Transkription
Sprecher:in Die Aula brennt! In der Nacht zum 28. November 1943 legen Unbekannte Feuer in der Universität von Oslo. Der Brand wird schnell gelöscht. Doch die deutschen Besatzer nehmen ihn als Vorwand, die Uni zu schließen. Sie umstellen die Lesesäle, die Universitätskliniken, die Wohnheime. 1.250 Studenten werden verhaftet, 650 nach Deutschland deportiert. Unter denen, die Mitte Januar 1944 in Buchenwald eintreffen, ist der Medizinstudent Elling Kvamme.
Elling Kvamme „Die Ankunft in Buchenwald [...] war ein furchtbares Erlebnis. Es wurden die ganze Zeit Schimpfworte gebrüllt und vor allem ‚Los! Los!‘, es fiel immer scharfes Licht in die Augen, alle mitgebrachten Gegenstände mussten abgeliefert werden, […] die Köpfe wurden geschoren. […] Der Häftlingsblock war überfüllt. Überall gab es Flöhe und Dreck…“
Sprecher:in Nach zwei Wochen in einer schlecht ausgestatteten Holzbaracke bekommen die Studenten bessere Unterkunft sowie bessere Verpflegung zugewiesen. Professoren der Universität Jena kommen nach Buchenwald und halten Vorlesungen für die Studenten. Ein außergewöhnlicher Vorgang! Begonnen wird mit einem Vortrag über Abstammungslehre und Entwicklungsgeschichte des Menschen. Es folgen die unterschiedlichsten Themen: Volkskunde, Pädagogik, Strafrecht, physikalische Chemie. Warum macht sich die SS die Mühe, ein aufwendiges Fortbildungsprogramm für die Studenten zu organisieren?

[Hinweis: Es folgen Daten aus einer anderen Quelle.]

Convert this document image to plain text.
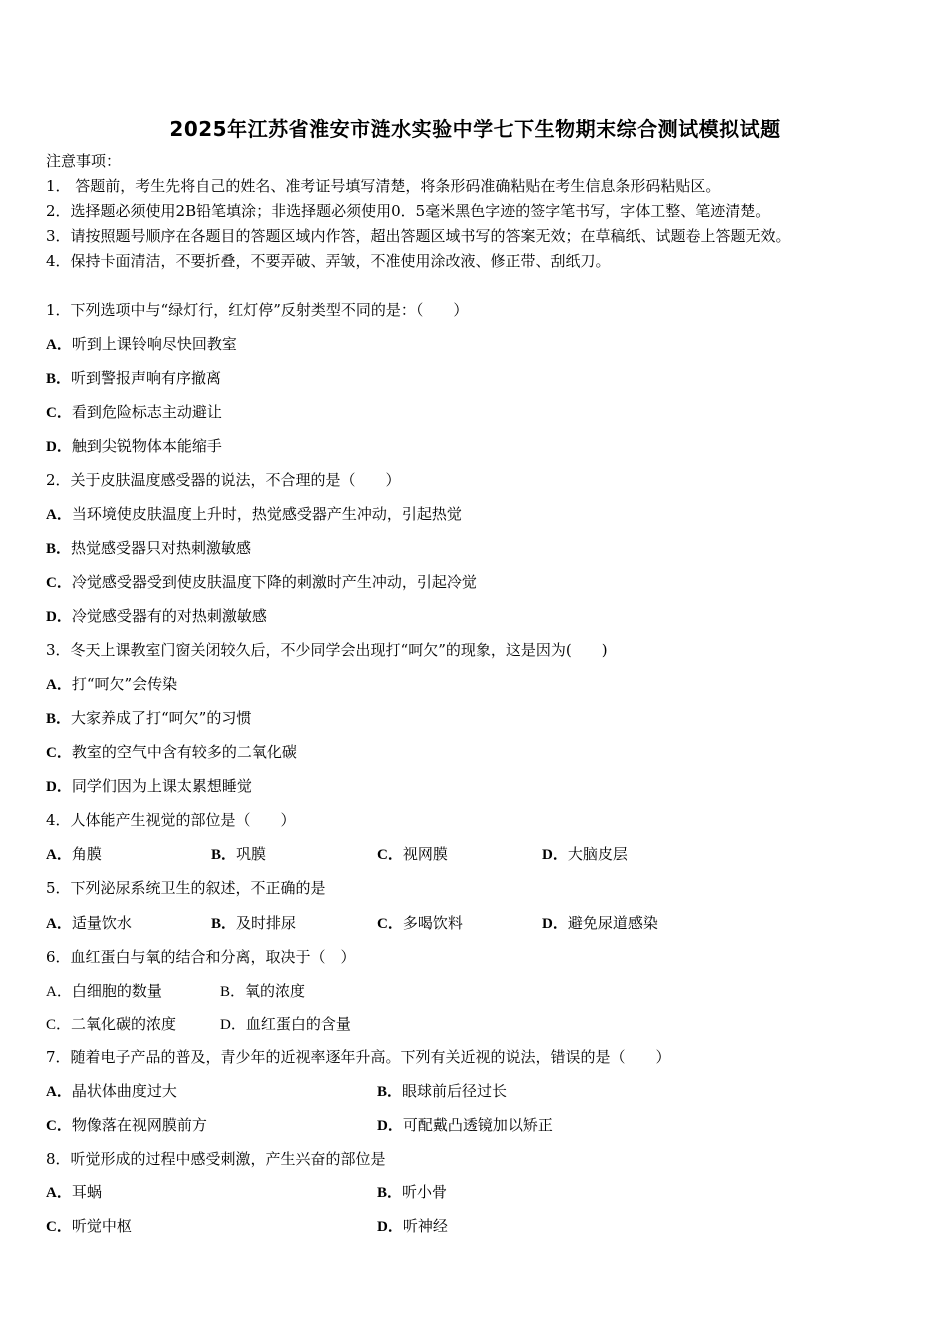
2025年江苏省淮安市涟水实验中学七下生物期末综合测试模拟试题
注意事项：
1． 答题前，考生先将自己的姓名、准考证号填写清楚，将条形码准确粘贴在考生信息条形码粘贴区。
2．选择题必须使用2B铅笔填涂；非选择题必须使用0．5毫米黑色字迹的签字笔书写，字体工整、笔迹清楚。
3．请按照题号顺序在各题目的答题区域内作答，超出答题区域书写的答案无效；在草稿纸、试题卷上答题无效。
4．保持卡面清洁，不要折叠，不要弄破、弄皱，不准使用涂改液、修正带、刮纸刀。
1．下列选项中与“绿灯行，红灯停”反射类型不同的是：（　　）
A．听到上课铃响尽快回教室
B．听到警报声响有序撤离
C．看到危险标志主动避让
D．触到尖锐物体本能缩手
2．关于皮肤温度感受器的说法，不合理的是（　　）
A．当环境使皮肤温度上升时，热觉感受器产生冲动，引起热觉
B．热觉感受器只对热刺激敏感
C．冷觉感受器受到使皮肤温度下降的刺激时产生冲动，引起冷觉
D．冷觉感受器有的对热刺激敏感
3．冬天上课教室门窗关闭较久后，不少同学会出现打“呵欠”的现象，这是因为(　　)
A．打“呵欠”会传染
B．大家养成了打“呵欠”的习惯
C．教室的空气中含有较多的二氧化碳
D．同学们因为上课太累想睡觉
4．人体能产生视觉的部位是（　　）
A．角膜	B．巩膜	C．视网膜	D．大脑皮层
5．下列泌尿系统卫生的叙述，不正确的是
A．适量饮水	B．及时排尿	C．多喝饮料	D．避免尿道感染
6．血红蛋白与氧的结合和分离，取决于（　）
A．白细胞的数量	B．氧的浓度
C．二氧化碳的浓度	D．血红蛋白的含量
7．随着电子产品的普及，青少年的近视率逐年升高。下列有关近视的说法，错误的是（　　）
A．晶状体曲度过大	B．眼球前后径过长
C．物像落在视网膜前方	D．可配戴凸透镜加以矫正
8．听觉形成的过程中感受刺激，产生兴奋的部位是
A．耳蜗	B．听小骨
C．听觉中枢	D．听神经
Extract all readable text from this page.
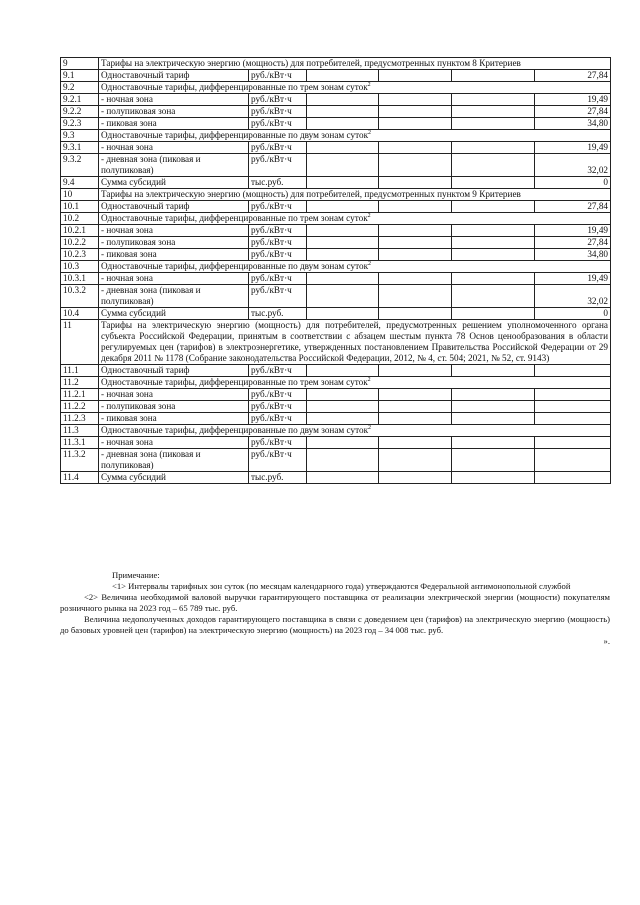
9	Тарифы на электрическую энергию (мощность) для потребителей, предусмотренных пунктом 8 Критериев					
9.1	Одноставочный тариф	руб./кВт·ч				27,84
9.2	Одноставочные тарифы, дифференцированные по трем зонам суток$^2$
9.2.1	- ночная зона	руб./кВт·ч				19,49
9.2.2	- полупиковая зона	руб./кВт·ч				27,84
9.2.3	- пиковая зона	руб./кВт·ч				34,80
9.3	Одноставочные тарифы, дифференцированные по двум зонам суток$^2$
9.3.1	- ночная зона	руб./кВт·ч				19,49
9.3.2	- дневная зона (пиковая и полупиковая)	руб./кВт·ч				32,02
9.4	Сумма субсидий	тыс.руб.				0
10	Тарифы на электрическую энергию (мощность) для потребителей, предусмотренных пунктом 9 Критериев					
10.1	Одноставочный тариф	руб./кВт·ч				27,84
10.2	Одноставочные тарифы, дифференцированные по трем зонам суток$^2$
10.2.1	- ночная зона	руб./кВт·ч				19,49
10.2.2	- полупиковая зона	руб./кВт·ч				27,84
10.2.3	- пиковая зона	руб./кВт·ч				34,80
10.3	Одноставочные тарифы, дифференцированные по двум зонам суток$^2$
10.3.1	- ночная зона	руб./кВт·ч				19,49
10.3.2	- дневная зона (пиковая и полупиковая)	руб./кВт·ч				32,02
10.4	Сумма субсидий	тыс.руб.				0
11	Тарифы на электрическую энергию (мощность) для потребителей, предусмотренных решением уполномоченного органа субъекта Российской Федерации, принятым в соответствии с абзацем шестым пункта 78 Основ ценообразования в области регулируемых цен (тарифов) в электроэнергетике, утвержденных постановлением Правительства Российской Федерации от 29 декабря 2011 № 1178 (Собрание законодательства Российской Федерации, 2012, № 4, ст. 504; 2021, № 52, ст. 9143)					
11.1	Одноставочный тариф	руб./кВт·ч				
11.2	Одноставочные тарифы, дифференцированные по трем зонам суток$^2$
11.2.1	- ночная зона	руб./кВт·ч				
11.2.2	- полупиковая зона	руб./кВт·ч				
11.2.3	- пиковая зона	руб./кВт·ч				
11.3	Одноставочные тарифы, дифференцированные по двум зонам суток$^2$
11.3.1	- ночная зона	руб./кВт·ч				
11.3.2	- дневная зона (пиковая и полупиковая)	руб./кВт·ч				
11.4	Сумма субсидий	тыс.руб.				

Примечание:

<1> Интервалы тарифных зон суток (по месяцам календарного года) утверждаются Федеральной антимонопольной службой

<2> Величина необходимой валовой выручки гарантирующего поставщика от реализации электрической энергии (мощности) покупателям розничного рынка на 2023 год – 65 789 тыс. руб.

Величина недополученных доходов гарантирующего поставщика в связи с доведением цен (тарифов) на электрическую энергию (мощность) до базовых уровней цен (тарифов) на электрическую энергию (мощность) на 2023 год – 34 008 тыс. руб.

».
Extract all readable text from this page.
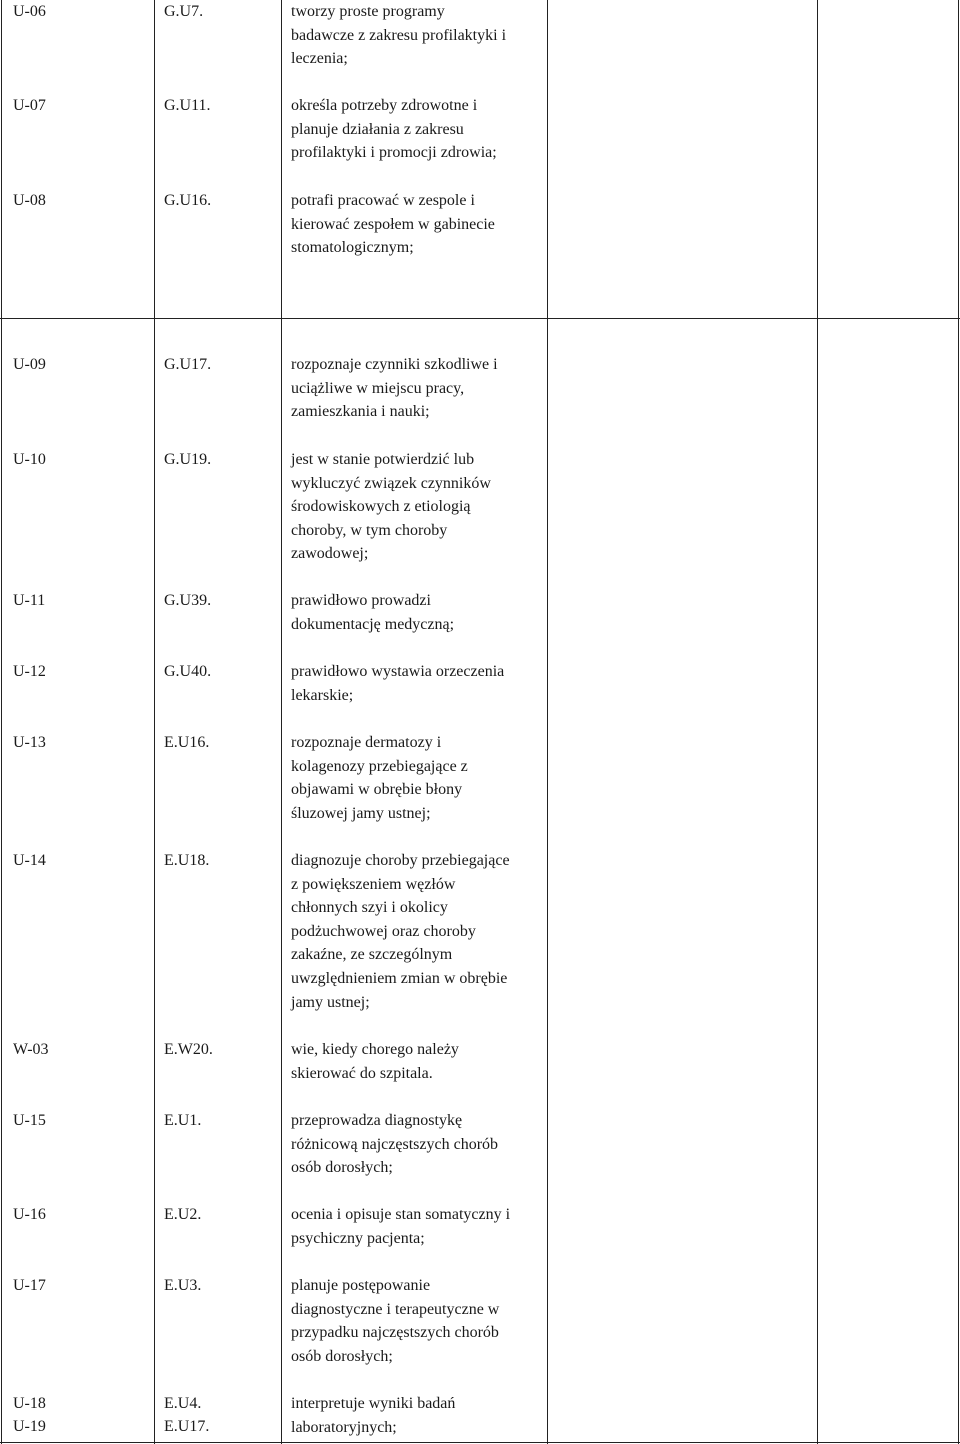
U-06	G.U7.	tworzy proste programy
badawcze z zakresu profilaktyki i
leczenia;
U-07	G.U11.	określa potrzeby zdrowotne i
planuje działania z zakresu
profilaktyki i promocji zdrowia;
U-08	G.U16.	potrafi pracować w zespole i
kierować zespołem w gabinecie
stomatologicznym;
U-09	G.U17.	rozpoznaje czynniki szkodliwe i
uciążliwe w miejscu pracy,
zamieszkania i nauki;
U-10	G.U19.	jest w stanie potwierdzić lub
wykluczyć związek czynników
środowiskowych z etiologią
choroby, w tym choroby
zawodowej;
U-11	G.U39.	prawidłowo prowadzi
dokumentację medyczną;
U-12	G.U40.	prawidłowo wystawia orzeczenia
lekarskie;
U-13	E.U16.	rozpoznaje dermatozy i
kolagenozy przebiegające z
objawami w obrębie błony
śluzowej jamy ustnej;
U-14	E.U18.	diagnozuje choroby przebiegające
z powiększeniem węzłów
chłonnych szyi i okolicy
podżuchwowej oraz choroby
zakaźne, ze szczególnym
uwzględnieniem zmian w obrębie
jamy ustnej;
W-03	E.W20.	wie, kiedy chorego należy
skierować do szpitala.
U-15	E.U1.	przeprowadza diagnostykę
różnicową najczęstszych chorób
osób dorosłych;
U-16	E.U2.	ocenia i opisuje stan somatyczny i
psychiczny pacjenta;
U-17	E.U3.	planuje postępowanie
diagnostyczne i terapeutyczne w
przypadku najczęstszych chorób
osób dorosłych;
U-18	E.U4.	interpretuje wyniki badań
laboratoryjnych;
U-19	E.U17.
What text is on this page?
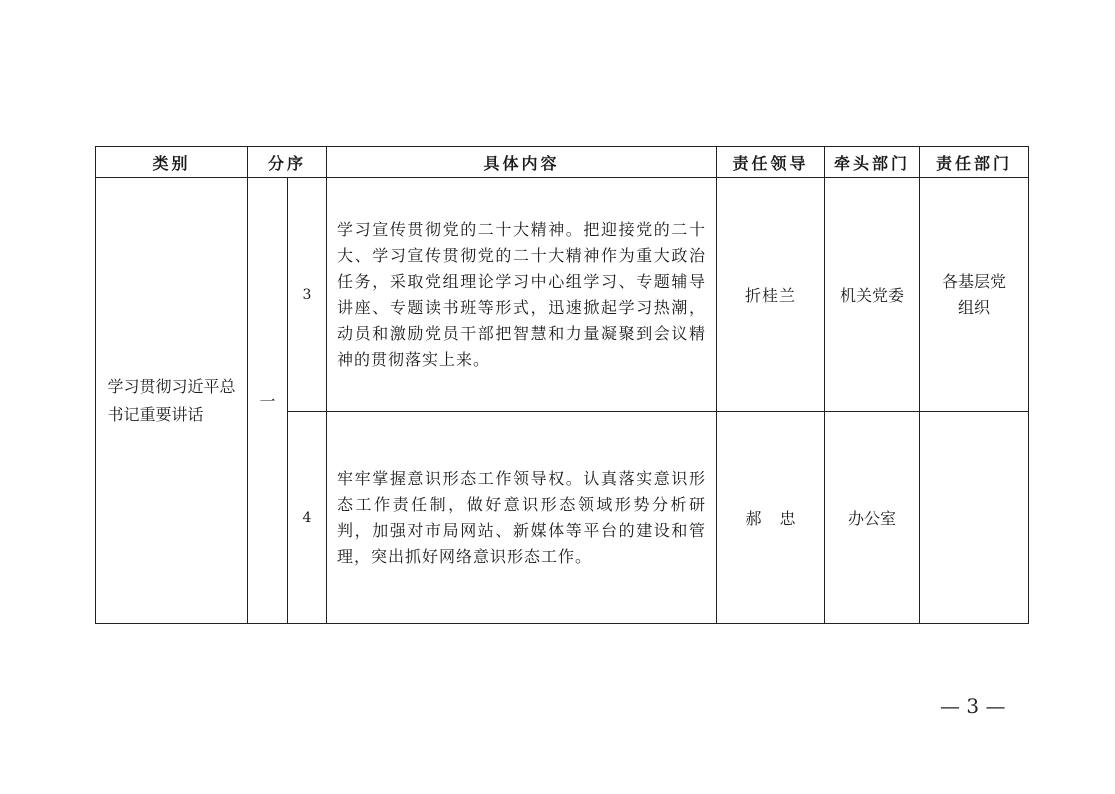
类别	分序		具体内容	责任领导	牵头部门	责任部门

学习贯彻习近平总书记重要讲话	一	3	学习宣传贯彻党的二十大精神。把迎接党的二十大、学习宣传贯彻党的二十大精神作为重大政治任务，采取党组理论学习中心组学习、专题辅导讲座、专题读书班等形式，迅速掀起学习热潮，动员和激励党员干部把智慧和力量凝聚到会议精神的贯彻落实上来。	折桂兰	机关党委	各基层党组织

		4	牢牢掌握意识形态工作领导权。认真落实意识形态工作责任制，做好意识形态领域形势分析研判，加强对市局网站、新媒体等平台的建设和管理，突出抓好网络意识形态工作。	郝忠	办公室	
— 3 —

Verbunden war damit die Hoffnung, die Studenten in einer Art Experiment als Kämpfer für die nationalsozialistische Sache gewinnen zu können. Schließlich sind sie in der Ideologie der Nationalsozialisten ebenfalls so genannte „Arier“. Die dafür verfolgte Strategie lautet in etwa: Erst abschrecken, dann überzeugen.
Die SS versucht, die jungen Norweger zu beeinflussen und sie zum Überwechseln zu bewegen. Doch die Studenten bestärken sich stattdessen in ihrem Widerstand. Am 24. August 1944 – unmittelbar nach dem Bombenangriff auf Buchenwald – wird dies besonders deutlich: Sie leisten erste Hilfe und pflegen Verletzte, die Hälfte ihres Steinblocks wandeln sie in ein provisorisches Lazarett um. Außerdem weigern sie sich, einen Leserbrief an die norwegische Tageszeitung Aftenposten zu verfassen. Die SS hatte verlangt, dass sie den Lesern die deutsche Version des Bombenangriffs bestätigen. Ihre besondere Position innerhalb des Lagers gibt den norwegischen Studenten einen gewissen Handlungsspielraum, den sie auch nutzen, um anderen Häftlingen zu helfen.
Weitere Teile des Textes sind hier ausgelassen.